Relation to mission: truly decentralized internet requires overcoming the challenge of the current real estate shortage for routable space on the internet.
Secondary goals:
Minimal resource usage
Secure package transmissions
Predictable, but actively configurable routes.
100% open source
Significant challenges
Integration into existing technology
Need for maintained zero configuration
Rapid adoptability
With a clear path set and having done a few hours of familiarization I think the answer to this problem is within zero os and tools that we are all familiar with being used in the traditional brick and mortar web hosting. Currently zos can receive external commands without a public address through its Yggdrasil interface, as is today. But, there is a roadblock in that interaction for the public because it would require them to setup the interface on their device and configure. Prompting the need for a configuration that allows a node that does have access to a public ip to support his/her neighbors and provide routing for them. This would effectively be creating a communication layer unique to threefold, that because we have control of both ends of the connection can be much more effective than traditional routing.
I think the answer to this lies within Yggdrasil, creating a subsystem that is able to deploy configurations to Yggdrasil within zos on a private ip node would allow that node to initiate a peer-peer tunnel to a public ip node and use that nodes public ip with the private ip servers resources.
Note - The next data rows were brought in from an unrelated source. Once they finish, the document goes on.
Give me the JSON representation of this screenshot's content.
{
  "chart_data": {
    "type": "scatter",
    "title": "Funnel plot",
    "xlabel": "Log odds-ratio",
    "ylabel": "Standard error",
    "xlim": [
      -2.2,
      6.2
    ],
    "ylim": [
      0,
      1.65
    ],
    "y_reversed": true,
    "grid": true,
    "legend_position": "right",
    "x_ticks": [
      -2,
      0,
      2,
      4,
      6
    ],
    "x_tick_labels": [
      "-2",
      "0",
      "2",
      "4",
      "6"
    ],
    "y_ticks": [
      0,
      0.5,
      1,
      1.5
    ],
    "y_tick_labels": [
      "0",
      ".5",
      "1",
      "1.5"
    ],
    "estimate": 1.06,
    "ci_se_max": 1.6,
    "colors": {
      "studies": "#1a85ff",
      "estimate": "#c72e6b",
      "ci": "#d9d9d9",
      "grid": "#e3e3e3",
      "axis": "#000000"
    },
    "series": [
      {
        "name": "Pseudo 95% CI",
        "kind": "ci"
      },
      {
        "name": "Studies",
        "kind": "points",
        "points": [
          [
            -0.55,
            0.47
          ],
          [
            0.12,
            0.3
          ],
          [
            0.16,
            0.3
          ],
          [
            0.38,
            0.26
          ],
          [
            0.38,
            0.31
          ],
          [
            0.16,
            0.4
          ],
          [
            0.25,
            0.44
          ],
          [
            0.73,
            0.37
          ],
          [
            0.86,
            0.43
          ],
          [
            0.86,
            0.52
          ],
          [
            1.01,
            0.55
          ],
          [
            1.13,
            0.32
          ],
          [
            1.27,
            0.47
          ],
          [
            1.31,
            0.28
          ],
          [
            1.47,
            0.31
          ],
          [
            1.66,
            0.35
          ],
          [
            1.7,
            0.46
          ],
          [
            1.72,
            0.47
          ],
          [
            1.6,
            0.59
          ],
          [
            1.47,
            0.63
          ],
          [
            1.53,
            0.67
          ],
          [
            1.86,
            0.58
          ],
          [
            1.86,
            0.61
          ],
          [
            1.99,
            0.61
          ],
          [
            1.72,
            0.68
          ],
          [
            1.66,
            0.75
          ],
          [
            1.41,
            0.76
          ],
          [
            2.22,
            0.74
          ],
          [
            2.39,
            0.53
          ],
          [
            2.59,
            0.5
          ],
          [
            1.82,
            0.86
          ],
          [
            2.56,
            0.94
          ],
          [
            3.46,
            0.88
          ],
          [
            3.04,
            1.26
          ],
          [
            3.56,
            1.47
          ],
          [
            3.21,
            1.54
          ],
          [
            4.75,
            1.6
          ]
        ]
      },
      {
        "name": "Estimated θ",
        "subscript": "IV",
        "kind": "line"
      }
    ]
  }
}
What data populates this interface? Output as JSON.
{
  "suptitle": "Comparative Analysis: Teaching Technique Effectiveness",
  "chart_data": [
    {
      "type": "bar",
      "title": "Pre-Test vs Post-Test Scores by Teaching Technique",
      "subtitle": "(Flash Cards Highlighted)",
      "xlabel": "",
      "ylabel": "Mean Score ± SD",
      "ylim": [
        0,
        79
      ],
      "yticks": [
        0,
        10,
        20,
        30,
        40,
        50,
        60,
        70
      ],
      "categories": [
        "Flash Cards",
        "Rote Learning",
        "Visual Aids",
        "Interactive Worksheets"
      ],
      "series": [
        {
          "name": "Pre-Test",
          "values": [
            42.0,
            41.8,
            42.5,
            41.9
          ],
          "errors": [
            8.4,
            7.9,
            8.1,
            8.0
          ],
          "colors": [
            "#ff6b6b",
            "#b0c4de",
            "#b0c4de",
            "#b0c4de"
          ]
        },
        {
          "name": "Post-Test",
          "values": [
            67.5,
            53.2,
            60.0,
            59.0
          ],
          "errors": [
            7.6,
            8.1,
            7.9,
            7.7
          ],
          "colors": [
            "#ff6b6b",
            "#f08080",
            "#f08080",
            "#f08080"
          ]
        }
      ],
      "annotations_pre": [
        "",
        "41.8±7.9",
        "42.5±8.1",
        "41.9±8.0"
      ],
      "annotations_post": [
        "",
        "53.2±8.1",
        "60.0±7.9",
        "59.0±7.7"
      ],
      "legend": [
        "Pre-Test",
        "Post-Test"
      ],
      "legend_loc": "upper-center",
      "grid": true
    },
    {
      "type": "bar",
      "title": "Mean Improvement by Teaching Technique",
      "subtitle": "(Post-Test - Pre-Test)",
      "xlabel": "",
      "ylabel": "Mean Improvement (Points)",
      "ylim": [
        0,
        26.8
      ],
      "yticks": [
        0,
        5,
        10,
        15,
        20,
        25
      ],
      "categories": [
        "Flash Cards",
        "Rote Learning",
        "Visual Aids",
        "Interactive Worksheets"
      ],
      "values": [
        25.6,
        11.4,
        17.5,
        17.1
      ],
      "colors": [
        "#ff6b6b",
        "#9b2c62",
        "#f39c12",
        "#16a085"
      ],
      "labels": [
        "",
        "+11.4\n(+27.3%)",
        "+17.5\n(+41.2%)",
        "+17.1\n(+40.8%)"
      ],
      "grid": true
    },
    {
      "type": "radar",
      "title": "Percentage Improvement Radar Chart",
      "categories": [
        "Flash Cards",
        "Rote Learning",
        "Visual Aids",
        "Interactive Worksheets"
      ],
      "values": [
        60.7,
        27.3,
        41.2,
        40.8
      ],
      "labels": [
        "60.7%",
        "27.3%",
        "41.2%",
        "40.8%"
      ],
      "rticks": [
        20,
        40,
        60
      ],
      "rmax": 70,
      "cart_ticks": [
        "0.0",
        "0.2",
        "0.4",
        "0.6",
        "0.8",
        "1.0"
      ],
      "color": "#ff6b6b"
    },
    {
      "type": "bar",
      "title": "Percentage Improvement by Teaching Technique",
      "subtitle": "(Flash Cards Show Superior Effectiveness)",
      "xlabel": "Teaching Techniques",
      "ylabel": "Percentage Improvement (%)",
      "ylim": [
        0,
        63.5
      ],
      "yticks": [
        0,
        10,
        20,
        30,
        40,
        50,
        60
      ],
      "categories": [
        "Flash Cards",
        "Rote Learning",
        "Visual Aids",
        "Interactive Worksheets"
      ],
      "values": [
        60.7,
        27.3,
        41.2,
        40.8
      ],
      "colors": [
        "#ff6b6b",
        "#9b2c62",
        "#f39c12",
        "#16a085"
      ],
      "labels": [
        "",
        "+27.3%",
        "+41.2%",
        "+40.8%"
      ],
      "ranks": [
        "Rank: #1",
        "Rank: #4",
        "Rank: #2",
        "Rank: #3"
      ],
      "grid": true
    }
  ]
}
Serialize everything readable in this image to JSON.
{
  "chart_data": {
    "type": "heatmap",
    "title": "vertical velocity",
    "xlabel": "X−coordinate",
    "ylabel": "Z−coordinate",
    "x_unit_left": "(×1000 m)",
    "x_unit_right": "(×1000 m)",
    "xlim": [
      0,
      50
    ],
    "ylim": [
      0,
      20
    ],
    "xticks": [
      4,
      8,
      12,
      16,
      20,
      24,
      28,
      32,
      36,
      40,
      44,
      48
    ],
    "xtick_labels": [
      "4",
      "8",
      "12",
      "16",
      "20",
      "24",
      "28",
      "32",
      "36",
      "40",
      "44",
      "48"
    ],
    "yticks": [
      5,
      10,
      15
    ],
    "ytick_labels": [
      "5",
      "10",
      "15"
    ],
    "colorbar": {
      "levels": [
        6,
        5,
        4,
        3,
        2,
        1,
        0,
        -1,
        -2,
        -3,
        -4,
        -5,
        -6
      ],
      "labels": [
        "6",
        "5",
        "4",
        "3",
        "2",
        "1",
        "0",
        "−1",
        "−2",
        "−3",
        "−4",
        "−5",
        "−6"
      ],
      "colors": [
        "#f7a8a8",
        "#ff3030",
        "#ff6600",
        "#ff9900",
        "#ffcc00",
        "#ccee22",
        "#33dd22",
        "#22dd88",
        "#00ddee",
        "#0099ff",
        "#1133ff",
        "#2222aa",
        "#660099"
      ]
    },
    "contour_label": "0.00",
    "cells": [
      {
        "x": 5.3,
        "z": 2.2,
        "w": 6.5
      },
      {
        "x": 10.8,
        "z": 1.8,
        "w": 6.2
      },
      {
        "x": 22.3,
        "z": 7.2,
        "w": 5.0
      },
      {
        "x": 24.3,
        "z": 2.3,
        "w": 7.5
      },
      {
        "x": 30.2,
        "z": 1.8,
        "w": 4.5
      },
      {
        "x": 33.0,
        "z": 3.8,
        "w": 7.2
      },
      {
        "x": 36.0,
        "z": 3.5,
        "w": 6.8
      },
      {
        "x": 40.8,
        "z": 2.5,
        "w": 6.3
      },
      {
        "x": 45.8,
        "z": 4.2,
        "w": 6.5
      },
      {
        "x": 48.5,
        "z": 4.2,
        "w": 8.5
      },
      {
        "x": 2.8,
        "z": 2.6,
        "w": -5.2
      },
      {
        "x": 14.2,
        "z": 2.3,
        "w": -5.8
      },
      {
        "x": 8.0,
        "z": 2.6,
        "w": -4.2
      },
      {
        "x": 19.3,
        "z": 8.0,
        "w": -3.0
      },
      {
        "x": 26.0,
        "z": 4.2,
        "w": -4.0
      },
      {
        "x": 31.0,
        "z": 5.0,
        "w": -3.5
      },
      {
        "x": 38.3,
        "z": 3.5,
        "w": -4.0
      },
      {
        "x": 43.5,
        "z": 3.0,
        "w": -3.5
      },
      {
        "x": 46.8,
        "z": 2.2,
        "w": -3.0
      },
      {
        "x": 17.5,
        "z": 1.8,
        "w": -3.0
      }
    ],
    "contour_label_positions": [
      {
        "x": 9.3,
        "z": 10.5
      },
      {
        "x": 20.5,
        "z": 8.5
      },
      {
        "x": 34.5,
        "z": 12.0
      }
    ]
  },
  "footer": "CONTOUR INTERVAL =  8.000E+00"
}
The problem is this would still require someone to go buy a massive number of ip addresses, so how do we fix that, I think there is two options here, channeling a single ip out by port within the threefold network, or using SNI. A switch outside of the threefold network to SNI wouldn’t be realistic because not every device supports it and it could get pretty wonky with conflicts, we don’t have that problem here though, because again we control both end points of the communication in this scenario. Something as simple as each given interface being named sequentially could prevent that when the block chain does the naming.
So client 1 chooses a farm based on available hardware that doesn’t have a public IP, a lower resource farm has one available and has a great connection rating so they add that public IP onto their order. This creates a task that updates the ygg config on both machines adding the two nodes to each others peers list. A vm is deployed on the public ip holding machine and it directs traffic through ygg to named host on the private ip
Mount your waders, were about to get deep, under the current configuration this could also allow a machine to change its ip or fail over a ip from one node to another in the same farm automatically, making a failure transparent outside of the threefold network. Instead of configuring the public ipv4 to an individual node all nodes with access to the same public subnet could be configured so that when a client chooses that ip address the farm queries all nodes for status and assigns that static address to the node with the least current load. If that node goes offline the process then repeats allowing another nodes nic to grab that ip address and redeploy the forwarding automatically.
If there is one thing no other network can currently offer it is abundant, affordable, public address space. By using to Yggdrasil to create a ipv6 only “transport layer” between nodes we can create a publicly accessible network that wont have to compete with other providers because we will be able to offer them something no one else can. With the technology available today we can turn every ip address available on threefold into 10 public addresses, reduce worldwide network overloads, and implement new technologies across a worldwide deployment on the fly.